Neurodegenerative diseases are disorders that progressively affect neurons in the brain, altering their function and causing their death. They include many different disorders, such as Alzheimer’s and Parkinson’s diseases, which are among the top causes of disability and death and cost hundreds of billions of dollars per year in the U.S. alone (1). Huntington’s disease (HD), which is hereditary and caused by a single gene mutation, is particularly devastating.
According to the Huntington’s Disease Society of America, more than 200,000 Americans are currently at risk of inheriting the genetic-based disease. People with HD show symptoms that start as subtle cognitive and motor changes, but gradually develop into uncontrollable movements and dementia before eventually leading to death (2). There is great variability in the time of onset of these symptoms and their pace. Some people start showing them in their 20s, others in their 60s (3). This means that, even with the genetic tests available, there is a need to reduce uncertainty about the state and future of individual patients for their own life plans. Also critical are clinical trials that can potentially help treat those impacted by the disease. A potential route to progress is using techniques from AI that can learn patterns present in different clinical measures to extract insights about the present state of patients and their likely progression.
To explore this, IBM Research collaborated with CHDI Foundation, a non-profit biomedical research organization devoted exclusively to collaboratively developing therapeutics that will substantially improve the lives of those affected by HD. In a new study published today in the Scientific Reports journal by Nature Research, IBM and CHDI researchers studied the relationship between the pace of subtle cognitive decline in patients before full-fledged symptoms and their brain activity, as shown by a functional MRI. The results demonstrate that measuring the potential progression of HD could eventually be done from a single brain scan, acquired in one visit.
A potential use case for AI
An important part of the collaboration between IBM Research and CHDI is developing AI models that learn patterns present in brain images that can provide individualized information about progression. These efforts are beginning to bear fruit.
Devastating as it is, from a technical point of view HD displays a number of features that distinguish it from other neurodegenerative disorders and not only guide treatment design, but also help us to better understand the disease. In particular, genetic tests make it possible to study its progression many years before the onset of symptoms. In fact, several large studies followed hundreds of people with and without the HD mutation over time (4a, 4b, 4c). This set-up is optimal for building AI models that can learn the earliest signs of the disease in the brain and can inform ongoing and future clinical changes.
Measuring the brain at rest
At IBM Research, we used data from one of these studies (TRACK-HD) to ask what information is present about the disorder in functional MRI scans, which record activity in the whole brain. Even when one is “doing nothing” (what neuroscientists call the “resting state”), the brain is always active. Some areas of the brain tend to become active in synchrony, while others tend to be more active when others become inactive.

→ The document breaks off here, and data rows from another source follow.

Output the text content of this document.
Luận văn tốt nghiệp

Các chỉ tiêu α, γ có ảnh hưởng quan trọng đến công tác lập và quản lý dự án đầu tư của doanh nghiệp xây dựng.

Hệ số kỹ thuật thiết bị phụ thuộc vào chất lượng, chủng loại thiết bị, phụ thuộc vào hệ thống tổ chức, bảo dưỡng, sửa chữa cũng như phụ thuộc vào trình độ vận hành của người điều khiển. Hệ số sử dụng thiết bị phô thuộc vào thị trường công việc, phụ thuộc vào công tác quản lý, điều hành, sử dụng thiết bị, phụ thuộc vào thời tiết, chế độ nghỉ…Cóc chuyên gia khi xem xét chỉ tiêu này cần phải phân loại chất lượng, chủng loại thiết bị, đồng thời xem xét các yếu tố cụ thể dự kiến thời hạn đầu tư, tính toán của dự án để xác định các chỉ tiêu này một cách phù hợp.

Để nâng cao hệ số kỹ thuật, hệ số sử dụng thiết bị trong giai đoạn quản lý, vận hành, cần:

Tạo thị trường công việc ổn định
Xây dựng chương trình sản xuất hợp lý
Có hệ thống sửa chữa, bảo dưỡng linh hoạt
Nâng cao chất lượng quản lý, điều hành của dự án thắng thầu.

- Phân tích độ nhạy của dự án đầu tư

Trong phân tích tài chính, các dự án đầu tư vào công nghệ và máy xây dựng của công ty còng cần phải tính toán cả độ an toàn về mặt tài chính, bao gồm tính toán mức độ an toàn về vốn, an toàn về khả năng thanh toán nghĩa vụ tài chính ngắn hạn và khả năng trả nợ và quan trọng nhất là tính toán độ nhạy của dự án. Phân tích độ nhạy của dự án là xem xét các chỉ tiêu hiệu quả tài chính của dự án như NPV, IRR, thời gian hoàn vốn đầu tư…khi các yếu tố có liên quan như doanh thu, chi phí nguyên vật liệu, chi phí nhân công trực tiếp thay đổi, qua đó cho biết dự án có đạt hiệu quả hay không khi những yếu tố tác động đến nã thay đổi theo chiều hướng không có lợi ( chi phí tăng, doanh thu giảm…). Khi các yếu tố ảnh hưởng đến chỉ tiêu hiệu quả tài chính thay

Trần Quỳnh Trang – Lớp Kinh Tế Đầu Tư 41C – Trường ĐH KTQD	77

Our team used AI techniques designed to extract data about ongoing cognitive changes present in these patterns of coactivation, which can be very subtle. This involved building a high-resolution network of the brain from resting-state activity, where functional connections are defined by high correlations between network nodes. Then, we built maps that ranked the centrality or importance of each node in each individual brain. We showed that these maps provide a reliable neurological signature, even when remeasured one or two years later.
Using interpretable AI models, we demonstrated that these patterns can indicate how fast cognitive changes are beginning to take place. We applied a simple logistic regression model, modified to select from the whole brain only the most relevant nodes. These models could reliably identify extreme subgroups of patients that were either stable or showing rapid decline. Additionally, these same models could provide a continuous estimate of the rate of the decline, which remained valid even when looking at data from hospitals that were not considered during model training. Having this robust estimate is important, because detecting slow and subtle clinical change is challenging, and can take many yearly visits to the doctor.